2
votes

I am creating parquet files using Pandas and pyarrow and then reading schema of those files using Java (org.apache.parquet.avro.AvroParquetReader).

I found out that parquet files created using pandas + pyarrow always encode arrays of primitive types using an array of records with single field.

I observed same behaviour when using PySpark. There is similar question here Spark writing Parquet array<string> converts to a different datatype when loading into BigQuery

Here is the python script to create parquet file:

import pandas as pd
import pyarrow as pa
import pyarrow.parquet as pq


df = pd.DataFrame(
  {
    'organizationId' : ['org1', 'org2', 'org3'],
    'entityType' : ['customer', 'customer', 'customer'],
    'entityId' : ['cust_1', 'cust_2', 'cust_3'],
    'customerProducts' : [['p1', 'p2'], ['p4', 'p5'], ['p1', 'p3']]
  }
)

table = pa.Table.from_pandas(df)
pq.write_table(table, 'output.parquet')

When I try to read Avro schema of that parquet file I see the following schema for 'customerProducts' field:

{"type":"array","items":{"type":"record","name":"list","fields":[{"name":"item","type":["null","string"],"default":null}]}}

but I would expect something this:

{"type":"array","type":["null","string"],"default":null}]}}

Anyone knows if there is a way to make sure that created parquet files with arrays of primitive types will have simplest schema possible?

thanks

1
Hmm... after researching this looks like this is fairly standard practice - but I am still not sure why.

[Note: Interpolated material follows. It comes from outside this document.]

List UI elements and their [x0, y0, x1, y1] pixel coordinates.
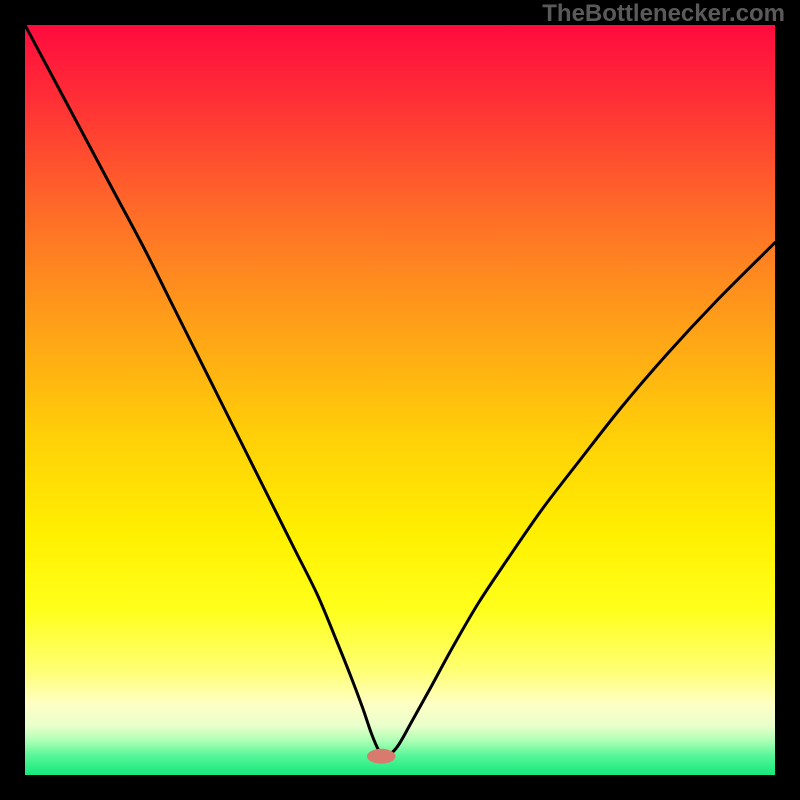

I found this spark.apache.org/docs/1.3.0/api/java/org/apache/spark/sql/… and github.com/apache/parquet-mr/blob/master/parquet-column/src/…anthony

1 Answers

1
votes

As far as I know the parquet data model follows the capacitor data model which allows a column to be one of three types:

  1. Required
  2. optional
  3. repeated.

In order to represent a list the nested type is needed to add an additional level of indirection to distinguish between empty lists and lists containing only null values.